Quando passamos da história para os ensinamentos bíblicos, a lei, os profetas, os escritores de sabedoria, as palavras de Cristo a seus apóstolos, em tudo descobrimos que a idéia da ação de Deus no julgamento supera tudo o mais. A legislação mosaica é dada como vinda de um Deus que é justo Juiz e não hesitará em infligir penalidades por uma atuação providencial direta se Seu povo quebrar Sua lei.
Os profetas acolhem esse tema, na verdade, a maior parte de seus ensinamentos registrados consiste de exposição e aplicação da lei, e de ameaças de julgamento contra os impenitentes e os fora da lei. Eles gastam muito mais espaço falando do julgamento do que predizendo o Messias e seu reino! Nos livros de sabedoria aparece o mesmo ponto de vista: a certeza básica subjacente a todas as discussões sobre os problemas da vida em Jó e em Eclesiastes e em todas as máximas práticas de Provérbios, é que "Deus te pedirá conta", "Porque Deus há de trazei a juízo todas as obras, até as que estão escondidas, quer sejam boas quer sejam más" (Ecles. 12:9, 12:4).

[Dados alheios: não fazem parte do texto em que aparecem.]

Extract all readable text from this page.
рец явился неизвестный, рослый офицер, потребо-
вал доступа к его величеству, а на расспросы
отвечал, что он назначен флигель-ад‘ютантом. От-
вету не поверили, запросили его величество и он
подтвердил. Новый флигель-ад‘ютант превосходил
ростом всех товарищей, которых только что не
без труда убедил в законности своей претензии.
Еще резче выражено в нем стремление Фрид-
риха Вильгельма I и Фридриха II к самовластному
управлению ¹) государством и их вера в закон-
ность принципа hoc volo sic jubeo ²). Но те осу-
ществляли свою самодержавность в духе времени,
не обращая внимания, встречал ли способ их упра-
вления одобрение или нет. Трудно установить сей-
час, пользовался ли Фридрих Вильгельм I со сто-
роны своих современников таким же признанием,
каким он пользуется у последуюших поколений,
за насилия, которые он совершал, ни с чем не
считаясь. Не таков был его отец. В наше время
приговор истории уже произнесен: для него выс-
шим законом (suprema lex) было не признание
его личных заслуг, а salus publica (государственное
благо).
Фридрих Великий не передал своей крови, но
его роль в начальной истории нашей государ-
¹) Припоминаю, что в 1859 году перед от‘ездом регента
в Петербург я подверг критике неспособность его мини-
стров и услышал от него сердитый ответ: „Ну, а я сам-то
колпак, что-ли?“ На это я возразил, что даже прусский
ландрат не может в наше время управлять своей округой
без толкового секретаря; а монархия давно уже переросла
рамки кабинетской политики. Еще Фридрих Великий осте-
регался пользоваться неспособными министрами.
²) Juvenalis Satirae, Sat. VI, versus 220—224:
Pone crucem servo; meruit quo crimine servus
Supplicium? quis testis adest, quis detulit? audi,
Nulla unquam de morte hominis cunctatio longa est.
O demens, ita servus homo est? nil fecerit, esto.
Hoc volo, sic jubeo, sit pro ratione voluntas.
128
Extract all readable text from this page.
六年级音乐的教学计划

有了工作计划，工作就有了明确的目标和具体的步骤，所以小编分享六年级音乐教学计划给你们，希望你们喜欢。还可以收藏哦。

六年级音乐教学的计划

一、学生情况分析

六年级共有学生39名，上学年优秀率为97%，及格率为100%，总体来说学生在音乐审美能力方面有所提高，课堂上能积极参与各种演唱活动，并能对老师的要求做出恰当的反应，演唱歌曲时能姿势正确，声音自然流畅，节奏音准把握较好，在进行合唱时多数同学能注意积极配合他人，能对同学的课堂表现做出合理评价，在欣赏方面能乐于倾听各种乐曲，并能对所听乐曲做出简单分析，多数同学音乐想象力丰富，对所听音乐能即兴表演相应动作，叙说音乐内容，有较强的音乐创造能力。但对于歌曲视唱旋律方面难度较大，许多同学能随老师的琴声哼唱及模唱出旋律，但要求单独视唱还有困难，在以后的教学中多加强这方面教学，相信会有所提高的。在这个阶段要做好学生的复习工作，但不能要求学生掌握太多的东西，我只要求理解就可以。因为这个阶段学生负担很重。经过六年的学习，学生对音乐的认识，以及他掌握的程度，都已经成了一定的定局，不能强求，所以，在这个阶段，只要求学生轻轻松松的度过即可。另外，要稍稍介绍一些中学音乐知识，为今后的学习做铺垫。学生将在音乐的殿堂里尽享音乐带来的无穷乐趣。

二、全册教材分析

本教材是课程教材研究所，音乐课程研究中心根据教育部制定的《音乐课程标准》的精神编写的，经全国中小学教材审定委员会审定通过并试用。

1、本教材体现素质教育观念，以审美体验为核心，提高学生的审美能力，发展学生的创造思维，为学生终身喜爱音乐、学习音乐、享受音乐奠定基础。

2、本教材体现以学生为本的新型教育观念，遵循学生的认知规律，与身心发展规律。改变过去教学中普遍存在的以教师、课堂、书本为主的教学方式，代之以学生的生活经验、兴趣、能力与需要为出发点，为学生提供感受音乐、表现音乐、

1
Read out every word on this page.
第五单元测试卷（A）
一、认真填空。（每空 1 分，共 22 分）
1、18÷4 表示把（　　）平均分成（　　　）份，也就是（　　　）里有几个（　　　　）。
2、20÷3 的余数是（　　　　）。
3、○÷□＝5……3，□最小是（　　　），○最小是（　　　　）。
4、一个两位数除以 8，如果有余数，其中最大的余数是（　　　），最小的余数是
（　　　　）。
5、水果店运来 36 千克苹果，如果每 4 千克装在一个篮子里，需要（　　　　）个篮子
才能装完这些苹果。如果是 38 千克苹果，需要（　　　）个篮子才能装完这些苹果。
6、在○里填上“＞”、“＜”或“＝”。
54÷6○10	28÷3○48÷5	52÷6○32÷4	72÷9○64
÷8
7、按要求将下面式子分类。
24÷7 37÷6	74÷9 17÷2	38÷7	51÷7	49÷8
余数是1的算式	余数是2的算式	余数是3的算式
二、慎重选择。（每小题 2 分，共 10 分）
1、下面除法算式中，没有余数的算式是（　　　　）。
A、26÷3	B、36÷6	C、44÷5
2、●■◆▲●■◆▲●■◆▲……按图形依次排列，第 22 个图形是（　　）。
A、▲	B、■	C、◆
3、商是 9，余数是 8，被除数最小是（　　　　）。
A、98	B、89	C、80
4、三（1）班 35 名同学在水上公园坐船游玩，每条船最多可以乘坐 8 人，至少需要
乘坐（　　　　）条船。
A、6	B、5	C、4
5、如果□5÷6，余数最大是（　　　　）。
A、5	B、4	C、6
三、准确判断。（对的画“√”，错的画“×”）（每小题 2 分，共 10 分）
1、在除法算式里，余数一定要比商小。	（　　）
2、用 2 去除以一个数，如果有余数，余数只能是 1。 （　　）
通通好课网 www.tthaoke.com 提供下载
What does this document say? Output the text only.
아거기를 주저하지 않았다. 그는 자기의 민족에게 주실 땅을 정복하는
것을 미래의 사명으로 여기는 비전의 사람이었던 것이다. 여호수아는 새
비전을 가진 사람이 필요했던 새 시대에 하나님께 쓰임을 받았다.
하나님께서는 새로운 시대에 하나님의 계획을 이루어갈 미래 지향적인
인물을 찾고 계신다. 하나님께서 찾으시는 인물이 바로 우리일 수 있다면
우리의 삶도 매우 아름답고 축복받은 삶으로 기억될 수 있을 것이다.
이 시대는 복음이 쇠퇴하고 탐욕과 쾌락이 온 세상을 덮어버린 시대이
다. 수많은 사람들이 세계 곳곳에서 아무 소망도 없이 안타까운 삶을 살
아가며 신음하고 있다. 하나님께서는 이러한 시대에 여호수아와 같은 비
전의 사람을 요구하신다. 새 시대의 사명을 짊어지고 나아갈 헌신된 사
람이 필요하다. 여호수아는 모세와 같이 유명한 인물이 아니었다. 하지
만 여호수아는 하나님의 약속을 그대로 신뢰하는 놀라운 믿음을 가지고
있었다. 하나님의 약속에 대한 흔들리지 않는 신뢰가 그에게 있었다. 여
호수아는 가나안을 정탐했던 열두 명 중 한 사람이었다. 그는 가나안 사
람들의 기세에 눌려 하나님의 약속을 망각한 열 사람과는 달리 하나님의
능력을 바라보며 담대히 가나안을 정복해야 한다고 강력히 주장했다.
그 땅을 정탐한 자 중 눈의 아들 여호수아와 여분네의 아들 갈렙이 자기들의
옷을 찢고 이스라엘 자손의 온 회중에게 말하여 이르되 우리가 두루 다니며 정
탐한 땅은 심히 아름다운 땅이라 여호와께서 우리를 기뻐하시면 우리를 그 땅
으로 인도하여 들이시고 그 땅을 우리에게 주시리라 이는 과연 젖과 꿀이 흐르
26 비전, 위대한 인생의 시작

As pessoas que não lêem realmente a Bíblia, confiantemente nos asseguram que quando vamos do Velho para o Novo Testamento, o tema do julgamento divino passa a um segundo plano; mas se examinarmos o Novo Testamento, mesmo superficialmente, vemos logo que a ênfase do Velho testamento na ação de Deus como Juiz, longe de ser reduzida é na realidade intensificada. Todo o Novo Testamento é dominado pela certeza da chegada do dia do juízo universal e pelo problema que ele levanta: Como podemos nós os pecadores nos reconciliarmos com Deus enquanto ainda há tempo? O Novo Testamento fala do "dia do. julgamento" "o dia da ira", "a ira vindoura", e proclama Jesus o divino Salvador, como o Juiz divinamente indicado. "O Juiz" que está à porta (Tia. 5:9) "preparado para julgar os vivos e os mortos" (1 Ped. 4-5), "o justo juiz" que dará a Paulo sua coroa (2 Tim. 4:8), é o Senhor Jesus Cristo. "Ele é quem foi constituído por Deus juiz de vivos e de mortos" (At. 10:42).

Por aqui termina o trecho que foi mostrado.